Lorsqu’il s’agit de modéliser des processus, la plupart des clients vont chercher un outil avec cette question en tête : « quel est le meilleur outil pour faire ce que je dois faire ? ».
Cette question dérive bien souvent vers : « quel est le meilleur outil ? » qui veut bien entendu dire « quel est le plus cher ? ».
Outil ?
Cette tendance très humaine ne doit jamais faire oublier que modéliser n’est pas une question d’outil. Autant la question était primordiale il y a 3 ou 5 ans lorsque le marché était « sous-outillé » et qu’une décision sur ce point pouvait conditionner le succès ou non d’un projet mais désormais de nombreux outils sont très qualifiés.
J’ai pu tester et travailler avec de nombreux outils BPM ou outils de modélisation de processus métier.
Ce que je sais, c’est que les différences sont minimes entre les plus gros outils à tel point que les critéres d’évalutions doivent être très affinés.
L’outil n’est donc plus déterminant (sauf projet technologique particulier, une minorité). Ce constat est aussi valable pour la modélisation de systèmes d’information et l’urbanisation du SI.
L’outil sera quand même la garantie de la pérennité d’un référentiel d’entreprise.
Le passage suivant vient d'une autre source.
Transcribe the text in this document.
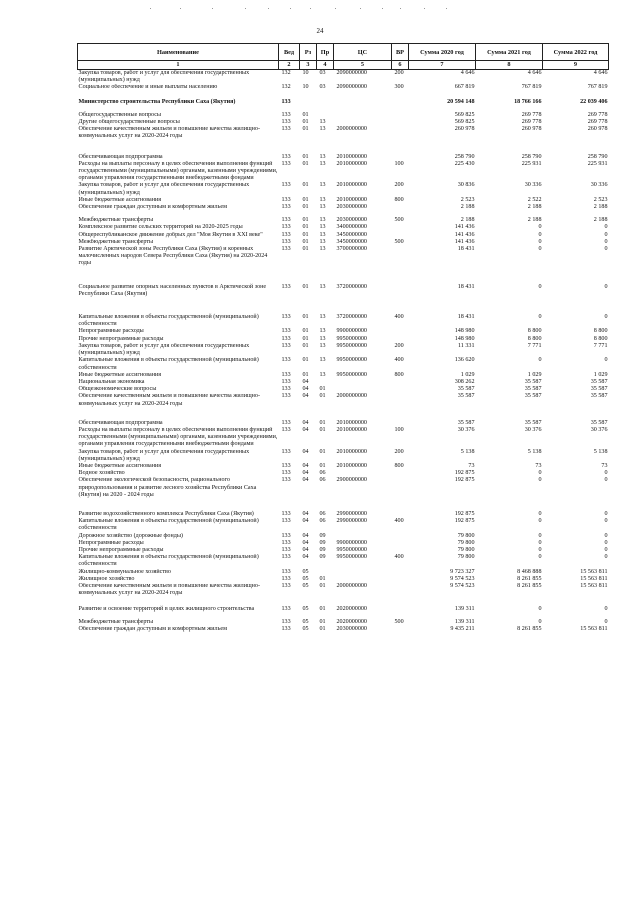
24
Наименование	Вед	Рз	Пр	ЦС	ВР	Сумма 2020 год	Сумма 2021 год	Сумма 2022 год
1	2	3	4	5	6	7	8	9
Закупка товаров, работ и услуг для обеспечения государственных (муниципальных) нужд	132	10	03	2090000000	200	4 646	4 646	4 646
Социальное обеспечение и иные выплаты населению	132	10	03	2090000000	300	667 819	767 819	767 819
Министерство строительства Республики Саха (Якутия)	133					20 594 148	18 766 166	22 039 406
Общегосударственные вопросы	133	01				569 825	269 778	269 778
Другие общегосударственные вопросы	133	01	13			569 825	269 778	269 778
Обеспечение качественным жильем и повышение качества жилищно-коммунальных услуг на 2020-2024 годы	133	01	13	2000000000		260 978	260 978	260 978
Обеспечивающая подпрограмма	133	01	13	2010000000		258 790	258 790	258 790
Расходы на выплаты персоналу в целях обеспечения выполнения функций государственными (муниципальными) органами, казенными учреждениями, органами управления государственными внебюджетными фондами	133	01	13	2010000000	100	225 430	225 931	225 931
Закупка товаров, работ и услуг для обеспечения государственных (муниципальных) нужд	133	01	13	2010000000	200	30 836	30 336	30 336
Иные бюджетные ассигнования	133	01	13	2010000000	800	2 523	2 522	2 523
Обеспечение граждан доступным и комфортным жильем	133	01	13	2030000000		2 188	2 188	2 188
Межбюджетные трансферты	133	01	13	2030000000	500	2 188	2 188	2 188
Комплексное развитие сельских территорий на 2020-2025 годы	133	01	13	3400000000		141 436	0	0
Общереспубликанское движение добрых дел "Моя Якутия в XXI веке"	133	01	13	3450000000		141 436	0	0
Межбюджетные трансферты	133	01	13	3450000000	500	141 436	0	0
Развитие Арктической зоны Республики Саха (Якутия) и коренных малочисленных народов Севера Республики Саха (Якутия) на 2020-2024 годы	133	01	13	3700000000		18 431	0	0
Социальное развитие опорных населенных пунктов в Арктической зоне Республики Саха (Якутия)	133	01	13	3720000000		18 431	0	0
Капитальные вложения в объекты государственной (муниципальной) собственности	133	01	13	3720000000	400	18 431	0	0
Непрограммные расходы	133	01	13	9900000000		148 980	8 800	8 800
Прочие непрограммные расходы	133	01	13	9950000000		148 980	8 800	8 800
Закупка товаров, работ и услуг для обеспечения государственных (муниципальных) нужд	133	01	13	9950000000	200	11 331	7 771	7 771
Капитальные вложения в объекты государственной (муниципальной) собственности	133	01	13	9950000000	400	136 620	0	0
Иные бюджетные ассигнования	133	01	13	9950000000	800	1 029	1 029	1 029
Национальная экономика	133	04				308 262	35 587	35 587
Общеэкономические вопросы	133	04	01			35 587	35 587	35 587
Обеспечение качественным жильем и повышение качества жилищно-коммунальных услуг на 2020-2024 годы	133	04	01	2000000000		35 587	35 587	35 587
Обеспечивающая подпрограмма	133	04	01	2010000000		35 587	35 587	35 587
Расходы на выплаты персоналу в целях обеспечения выполнения функций государственными (муниципальными) органами, казенными учреждениями, органами управления государственными внебюджетными фондами	133	04	01	2010000000	100	30 376	30 376	30 376
Закупка товаров, работ и услуг для обеспечения государственных (муниципальных) нужд	133	04	01	2010000000	200	5 138	5 138	5 138
Иные бюджетные ассигнования	133	04	01	2010000000	800	73	73	73
Водное хозяйство	133	04	06			192 875	0	0
Обеспечение экологической безопасности, рационального природопользования и развитие лесного хозяйства Республики Саха (Якутия) на 2020 - 2024 годы	133	04	06	2900000000		192 875	0	0
Развитие водохозяйственного комплекса Республики Саха (Якутия)	133	04	06	2990000000		192 875	0	0
Капитальные вложения в объекты государственной (муниципальной) собственности	133	04	06	2990000000	400	192 875	0	0
Дорожное хозяйство (дорожные фонды)	133	04	09			79 800	0	0
Непрограммные расходы	133	04	09	9900000000		79 800	0	0
Прочие непрограммные расходы	133	04	09	9950000000		79 800	0	0
Капитальные вложения в объекты государственной (муниципальной) собственности	133	04	09	9950000000	400	79 800	0	0
Жилищно-коммунальное хозяйство	133	05				9 723 327	8 468 888	15 563 811
Жилищное хозяйство	133	05	01			9 574 523	8 261 855	15 563 811
Обеспечение качественным жильем и повышение качества жилищно-коммунальных услуг на 2020-2024 годы	133	05	01	2000000000		9 574 523	8 261 855	15 563 811
Развитие и освоение территорий в целях жилищного строительства	133	05	01	2020000000		139 311	0	0
Межбюджетные трансферты	133	05	01	2020000000	500	139 311	0	0
Обеспечение граждан доступным и комфортным жильем	133	05	01	2030000000		9 435 211	8 261 855	15 563 811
On ne compte plus les projets de modélisation basés sur Excel qui n’ont presque jamais servi…
Un outil est donc nécessaire mais pas déterminant.
Conceptualisation
L’une des qualités importantes que doit posséder un modélisateur, c’est donc de conceptualiser. C’est à dire, intégrer de nombreuses informations et arriver à organiser, reconnaître des patterns , et prioriser des idées.
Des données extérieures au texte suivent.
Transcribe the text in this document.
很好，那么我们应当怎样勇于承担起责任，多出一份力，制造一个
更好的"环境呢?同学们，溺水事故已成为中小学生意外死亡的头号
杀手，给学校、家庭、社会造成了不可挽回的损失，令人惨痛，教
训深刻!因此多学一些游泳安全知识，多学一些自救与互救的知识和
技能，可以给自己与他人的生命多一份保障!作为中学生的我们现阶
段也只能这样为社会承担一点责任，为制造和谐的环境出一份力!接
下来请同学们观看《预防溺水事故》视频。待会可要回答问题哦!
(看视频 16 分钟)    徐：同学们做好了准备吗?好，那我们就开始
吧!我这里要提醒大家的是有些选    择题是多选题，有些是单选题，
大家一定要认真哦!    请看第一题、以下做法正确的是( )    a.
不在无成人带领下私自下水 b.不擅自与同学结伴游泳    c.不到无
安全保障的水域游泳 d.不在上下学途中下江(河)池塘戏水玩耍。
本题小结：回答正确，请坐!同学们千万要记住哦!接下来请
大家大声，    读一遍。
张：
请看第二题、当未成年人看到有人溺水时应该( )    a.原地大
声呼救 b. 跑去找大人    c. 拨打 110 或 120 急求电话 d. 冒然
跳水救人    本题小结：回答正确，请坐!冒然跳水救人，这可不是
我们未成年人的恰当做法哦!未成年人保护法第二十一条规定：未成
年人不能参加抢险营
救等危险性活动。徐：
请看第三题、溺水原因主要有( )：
Cette capacité, directement liée à l’hémisphère droit du cerveau, n’est pas à mon sens quelque chose qui se travaille. C’est quelque chose que l’on possède ou non.
C’est ce qui va faire la différence entre quelqu’un qui nécessite 20 minutes d’exposés et de prise de notes et quelqu’un qui reconnait les éléments clés et leurs relations en 5 minutes.
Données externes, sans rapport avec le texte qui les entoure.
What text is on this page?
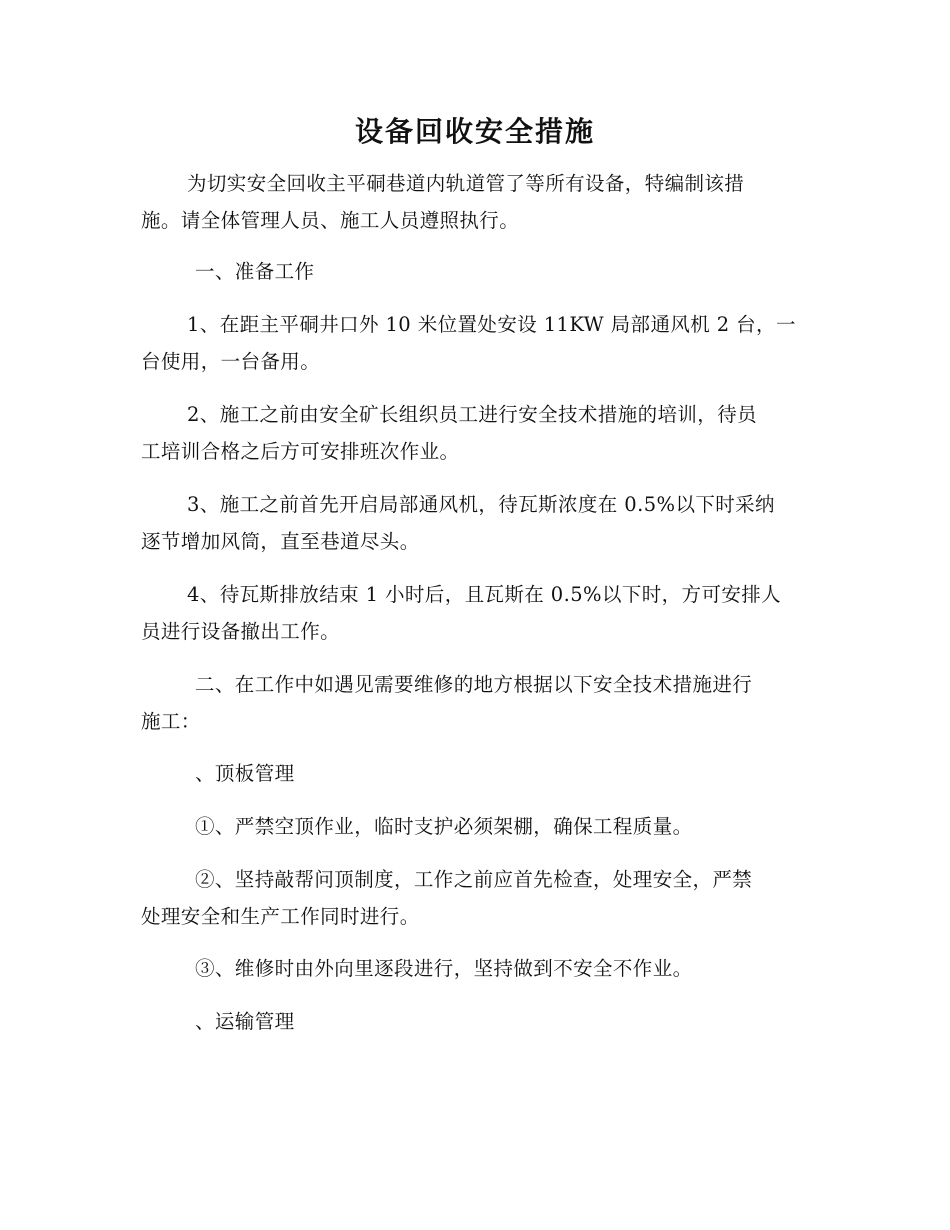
设备回收安全措施
为切实安全回收主平硐巷道内轨道管了等所有设备，特编制该措
施。请全体管理人员、施工人员遵照执行。
一、准备工作
1、在距主平硐井口外 10 米位置处安设 11KW 局部通风机 2 台，一
台使用，一台备用。
2、施工之前由安全矿长组织员工进行安全技术措施的培训，待员
工培训合格之后方可安排班次作业。
3、施工之前首先开启局部通风机，待瓦斯浓度在 0.5%以下时采纳
逐节增加风筒，直至巷道尽头。
4、待瓦斯排放结束 1 小时后，且瓦斯在 0.5%以下时，方可安排人
员进行设备撤出工作。
二、在工作中如遇见需要维修的地方根据以下安全技术措施进行
施工：
、顶板管理
①、严禁空顶作业，临时支护必须架棚，确保工程质量。
②、坚持敲帮问顶制度，工作之前应首先检查，处理安全，严禁
处理安全和生产工作同时进行。
③、维修时由外向里逐段进行，坚持做到不安全不作业。
、运输管理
Bien sûr, je caricature un peu la chose, mais vous voyez ce que je veux dire.
Méthodologie
Un modélisateur doit être méthodique. La méthode définie les choses autorisées et interdites dans une modélisation. Elle définie ce que pourront faire les modélisateurs. Son objectif est de garantir une homogénéité dans les modèles et d’assurer un niveau de qualité minimum (en terme de détails de description).
C’est un point bien souvent négligé.
Le modélisateur doit :
- savoir suivre une méthode qu’il n’a pas créé,
- savoir mettre au point une méthode,
- trouver les points faibles et faire évoluer une méthode existante,
- savoir expliquer le point précédent à un client !
Restitution
Si conceptualiser est la première étape, restituer est l’étape finale. Restituer de manière cohérente avec ce qu’il a précédemment fait est une qualité qui ne se trouve pas chez tout le monde.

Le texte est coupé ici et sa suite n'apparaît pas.